# Frequency Bag-of-Words

In [1]:
import numpy as np

In [2]:
def get_frequency_bag_of_words(idfile, nwords=5000):
    with open(idfile, 'r') as textfile:
        num_reviews = len(textfile.readlines())

    frequency_bow = np.zeros((num_reviews, nwords)) # The entries will be floating points (because it is a relative probability, so its a decimal between 0 and 1)
    yvector = np.array([], dtype=int)

    with open(idfile, 'r') as textfile:
        for n, line in enumerate(textfile):
            # Store the relative frequency features for the n-th review
            words = line.split()
            words_ids = words[1:] # Use every single entry, but the first one (since all entries are ids, except for the first one which is the class)
            words_ids = list(map(int, words_ids))
            relfreq, bins = np.histogram(words_ids, bins=[i for i in range(1, nwords+2)]) # range(1,5002) = [1, 2, 3, ..., 5000, 5001] --> resulting in classes 1, 2, 3, ..., 5000
            total = np.sum(relfreq)

            # Condition to avoid division by zero
            # Example: when a line contains a single word ("D-scust-ing", probably meaning "disgusting"), 
            # which is not in the vocabulary and, therefore, the 'total' variable for this row has a value of 0
            if total == 0:
                print(idfile, n)
                pass
            else: 
                frequency_bow[n] = relfreq / total

            # Target vector
            yvector = np.append([yvector], int(words[0])) # Use the first entry (i.e., the true label)

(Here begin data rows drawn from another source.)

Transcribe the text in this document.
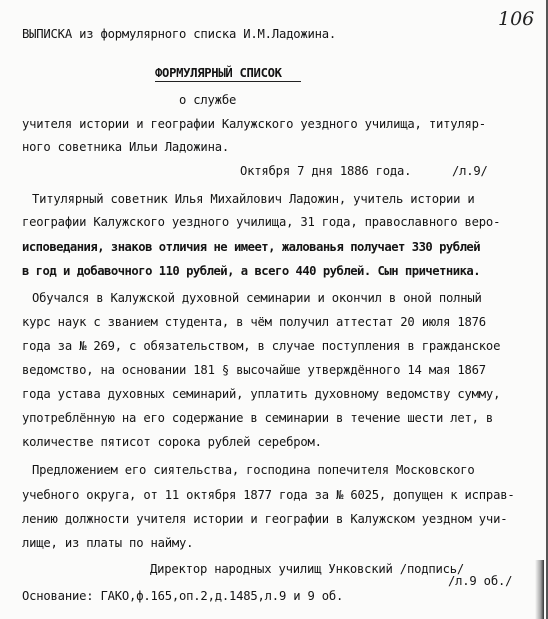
106
ВЫПИСКА из формулярного списка И.М.Ладожина.
ФОРМУЛЯРНЫЙ СПИСОК
о службе
учителя истории и географии Калужского уездного училища, титуляр-
ного советника Ильи Ладожина.
Октября 7 дня 1886 года.	/л.9/
Титулярный советник Илья Михайлович Ладожин, учитель истории и
географии Калужского уездного училища, 31 года, православного веро-
исповедания, знаков отличия не имеет, жалованья получает 330 рублей
в год и добавочного 110 рублей, а всего 440 рублей. Сын причетника.
Обучался в Калужской духовной семинарии и окончил в оной полный
курс наук с званием студента, в чём получил аттестат 20 июля 1876
года за № 269, с обязательством, в случае поступления в гражданское
ведомство, на основании 181 § высочайше утверждённого 14 мая 1867
года устава духовных семинарий, уплатить духовному ведомству сумму,
употреблённую на его содержание в семинарии в течение шести лет, в
количестве пятисот сорока рублей серебром.
Предложением его сиятельства, господина попечителя Московского
учебного округа, от 11 октября 1877 года за № 6025, допущен к исправ-
лению должности учителя истории и географии в Калужском уездном учи-
лище, из платы по найму.
Директор народных училищ Унковский /подпись/
/л.9 об./
Основание: ГАКО,ф.165,оп.2,д.1485,л.9 и 9 об.
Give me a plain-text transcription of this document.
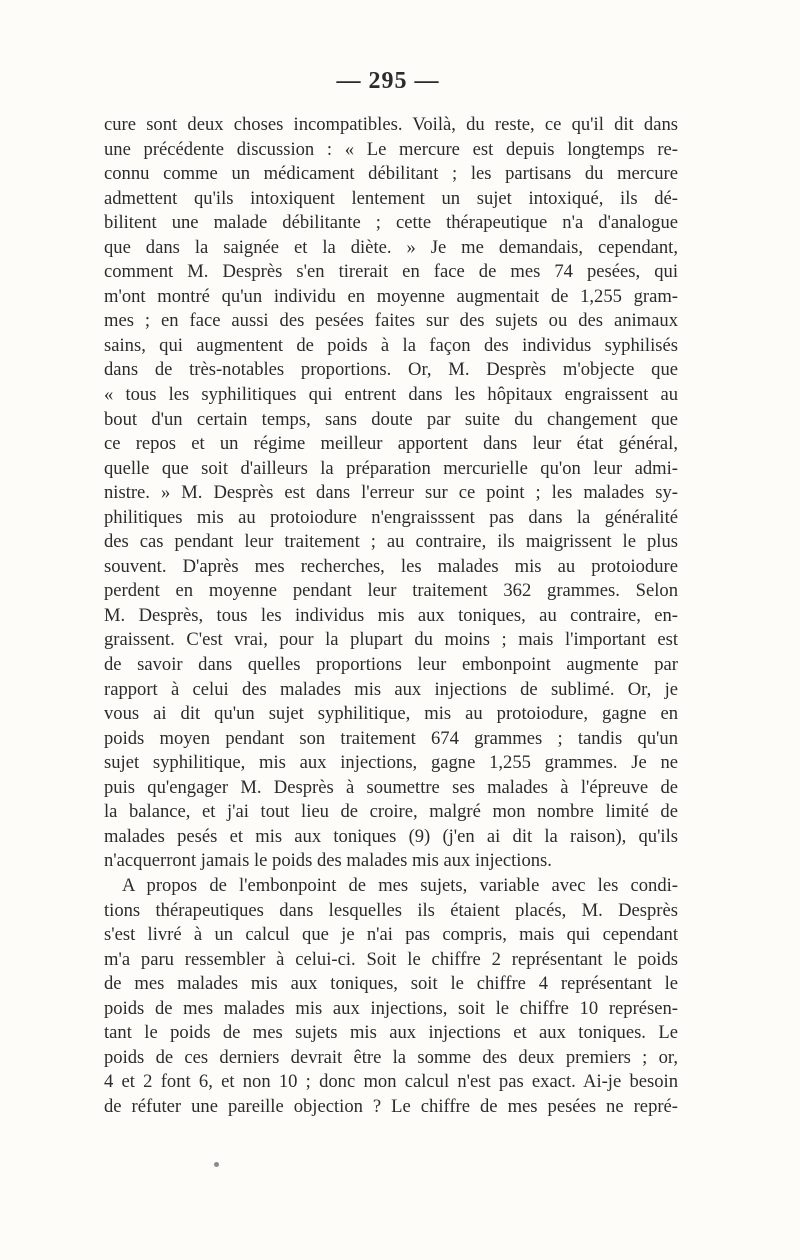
— 295 —
cure sont deux choses incompatibles. Voilà, du reste, ce qu'il dit dans
une précédente discussion : « Le mercure est depuis longtemps re-
connu comme un médicament débilitant ; les partisans du mercure
admettent qu'ils intoxiquent lentement un sujet intoxiqué, ils dé-
bilitent une malade débilitante ; cette thérapeutique n'a d'analogue
que dans la saignée et la diète. » Je me demandais, cependant,
comment M. Desprès s'en tirerait en face de mes 74 pesées, qui
m'ont montré qu'un individu en moyenne augmentait de 1,255 gram-
mes ; en face aussi des pesées faites sur des sujets ou des animaux
sains, qui augmentent de poids à la façon des individus syphilisés
dans de très-notables proportions. Or, M. Desprès m'objecte que
« tous les syphilitiques qui entrent dans les hôpitaux engraissent au
bout d'un certain temps, sans doute par suite du changement que
ce repos et un régime meilleur apportent dans leur état général,
quelle que soit d'ailleurs la préparation mercurielle qu'on leur admi-
nistre. » M. Desprès est dans l'erreur sur ce point ; les malades sy-
philitiques mis au protoiodure n'engraisssent pas dans la généralité
des cas pendant leur traitement ; au contraire, ils maigrissent le plus
souvent. D'après mes recherches, les malades mis au protoiodure
perdent en moyenne pendant leur traitement 362 grammes. Selon
M. Desprès, tous les individus mis aux toniques, au contraire, en-
graissent. C'est vrai, pour la plupart du moins ; mais l'important est
de savoir dans quelles proportions leur embonpoint augmente par
rapport à celui des malades mis aux injections de sublimé. Or, je
vous ai dit qu'un sujet syphilitique, mis au protoiodure, gagne en
poids moyen pendant son traitement 674 grammes ; tandis qu'un
sujet syphilitique, mis aux injections, gagne 1,255 grammes. Je ne
puis qu'engager M. Desprès à soumettre ses malades à l'épreuve de
la balance, et j'ai tout lieu de croire, malgré mon nombre limité de
malades pesés et mis aux toniques (9) (j'en ai dit la raison), qu'ils
n'acquerront jamais le poids des malades mis aux injections.
A propos de l'embonpoint de mes sujets, variable avec les condi-
tions thérapeutiques dans lesquelles ils étaient placés, M. Desprès
s'est livré à un calcul que je n'ai pas compris, mais qui cependant
m'a paru ressembler à celui-ci. Soit le chiffre 2 représentant le poids
de mes malades mis aux toniques, soit le chiffre 4 représentant le
poids de mes malades mis aux injections, soit le chiffre 10 représen-
tant le poids de mes sujets mis aux injections et aux toniques. Le
poids de ces derniers devrait être la somme des deux premiers ; or,
4 et 2 font 6, et non 10 ; donc mon calcul n'est pas exact. Ai-je besoin
de réfuter une pareille objection ? Le chiffre de mes pesées ne repré-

    return frequency_bow, yvector

In [None]:
# Get the frequency bag of words matrix and the target vector

# AG News Dataset

#get_frequency_bag_of_words(idfile, nwords=5000)
train_freqbow, ytrain_true = get_frequency_bag_of_words("../Output/Dataset_with_ids/agnews-train.txt")
print("\n\nTrain\n\nFrequency Bag-of-Wors")
print(train_freqbow)
print(train_freqbow.shape)
print("\nTarget Vector")
print(ytrain_true)
print(ytrain_true.shape)

test_freqbow, ytest_true = get_frequency_bag_of_words("../Output/Dataset_with_ids/agnews-test.txt")
print("\n\nTest\n\nFrequency Bag-of-Words")
print(test_freqbow)
print(test_freqbow.shape)
print("\nTarget Vector")
print(ytest_true)
print(ytest_true.shape)

In [None]:
# DBpedia Dataset

#get_frequency_bag_of_words(idfile, nwords=5000)
train_freqbow, ytrain_true = get_frequency_bag_of_words("../Output/Dataset_with_ids/dbpedia-train.txt")
print("\n\nTrain\n\nFrequency Bag-of-Wors")
print(train_freqbow)
print(train_freqbow.shape)
print("\nTarget Vector")
print(ytrain_true)
print(ytrain_true.shape)

test_freqbow, ytest_true = get_frequency_bag_of_words("../Output/Dataset_with_ids/dbpedia-test.txt")
print("\n\nTest\n\nFrequency Bag-of-Words")
print(test_freqbow)
print(test_freqbow.shape)
print("\nTarget Vector")
print(ytest_true)
print(ytest_true.shape)

In [None]:
# Yahoo Answers Dataset

#get_frequency_bag_of_words(idfile, nwords=5000)
train_freqbow, ytrain_true = get_frequency_bag_of_words("../Output/Dataset_with_ids/yahoo_answers-train.txt")
print("\n\nTrain\n\nFrequency Bag-of-Wors")
print(train_freqbow)
print(train_freqbow.shape)
print("\nTarget Vector")
print(ytrain_true)
print(ytrain_true.shape)

test_freqbow, ytest_true = get_frequency_bag_of_words("../Output/Dataset_with_ids/yahoo_answers-test.txt")
print("\n\nTest\n\nFrequency Bag-of-Words")
print(test_freqbow)
print(test_freqbow.shape)
print("\nTarget Vector")
print(ytest_true)
print(ytest_true.shape)

In [None]:
# Amazon Reviews (Full) Dataset

#get_frequency_bag_of_words(idfile, nwords=5000)
train_freqbow, ytrain_true = get_frequency_bag_of_words("../Output/Dataset_with_ids/amazon_review_full-train.txt")
print("\n\nTrain\n\nFrequency Bag-of-Wors")
print(train_freqbow)
print(train_freqbow.shape)
print("\nTarget Vector")
print(ytrain_true)
print(ytrain_true.shape)

test_freqbow, ytest_true = get_frequency_bag_of_words("../Output/Dataset_with_ids/amazon_review_full-test.txt")
print("\n\nTest\n\nFrequency Bag-of-Words")
print(test_freqbow)
print(test_freqbow.shape)
print("\nTarget Vector")
print(ytest_true)
print(ytest_true.shape)

In [None]:
# Amazon Reviews (Polarity) Dataset

#get_frequency_bag_of_words(idfile, nwords=5000)
train_freqbow, ytrain_true = get_frequency_bag_of_words("../Output/Dataset_with_ids/amazon_review_polarity-train.txt")
print("\n\nTrain\n\nFrequency Bag-of-Wors")
print(train_freqbow)
print(train_freqbow.shape)
print("\nTarget Vector")
print(ytrain_true)
print(ytrain_true.shape)

test_freqbow, ytest_true = get_frequency_bag_of_words("../Output/Dataset_with_ids/amazon_review_polarity-test.txt")
print("\n\nTest\n\nFrequency Bag-of-Words")
print(test_freqbow)
print(test_freqbow.shape)
print("\nTarget Vector")
print(ytest_true)
print(ytest_true.shape)